The Hill of Crosses is a site of pilgrimage in northern Lithuania. The first crosses were placed on the former hill fort in the 14th century. Over the centuries, not only crosses, but giant crucifixes, carvings of Lithuanian patriots, statues of the Virgin Mary and thousands of tiny effigies and rosaries have been brought here by Catholic pilgrims. The real reason for the Hill’s existence lies buried in Lithuania’s history. Over the centuries, the place has come to signify the peaceful endurance of Lithuanian Catholicism despite the threats it has faced throughout history.
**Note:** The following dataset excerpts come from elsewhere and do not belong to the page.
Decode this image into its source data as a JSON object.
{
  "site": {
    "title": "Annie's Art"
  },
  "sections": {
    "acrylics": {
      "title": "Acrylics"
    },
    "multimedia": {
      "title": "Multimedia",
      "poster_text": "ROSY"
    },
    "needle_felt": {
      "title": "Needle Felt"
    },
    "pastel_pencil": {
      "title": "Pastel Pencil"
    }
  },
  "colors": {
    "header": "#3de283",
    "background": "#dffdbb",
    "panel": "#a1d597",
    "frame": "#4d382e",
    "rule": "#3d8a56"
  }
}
Invaded by Russia during the 1795 partition of the Polish-Lithuanian commonwealth Lithuania disappeared altogether from the map of Europe. When the old political structure of Eastern Europe fell apart in 1918, Lithuania once again declared its independence. Throughout this time, the Hill of Crosses was used as a place for Lithuanians to pray for peace, for their country, and for the loved ones they had lost.
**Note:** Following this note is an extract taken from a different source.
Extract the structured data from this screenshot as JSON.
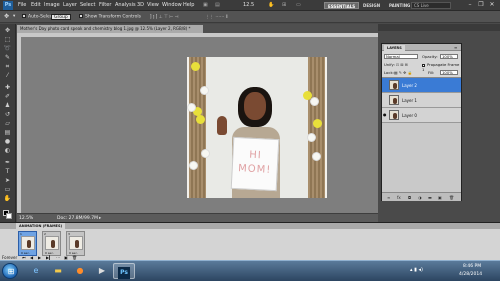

Most recently, the site took on a special significance during the years 1944-1990, when Lithuania was occupied by the USSR. Continuing to travel to the Hill and leave their tributes, Lithuanians used it to demonstrate their allegiance to their original identity, religion and heritage. Although the Soviets worked hard to remove new crosses, and bulldozed the site at least three times, the new crossess continued to appear and by 1985 the authorities had given up.
On September 7, 1993, Pope John Paul II visited the Hill of Crosses, declaring it a place for hope, peace, love and sacrifice.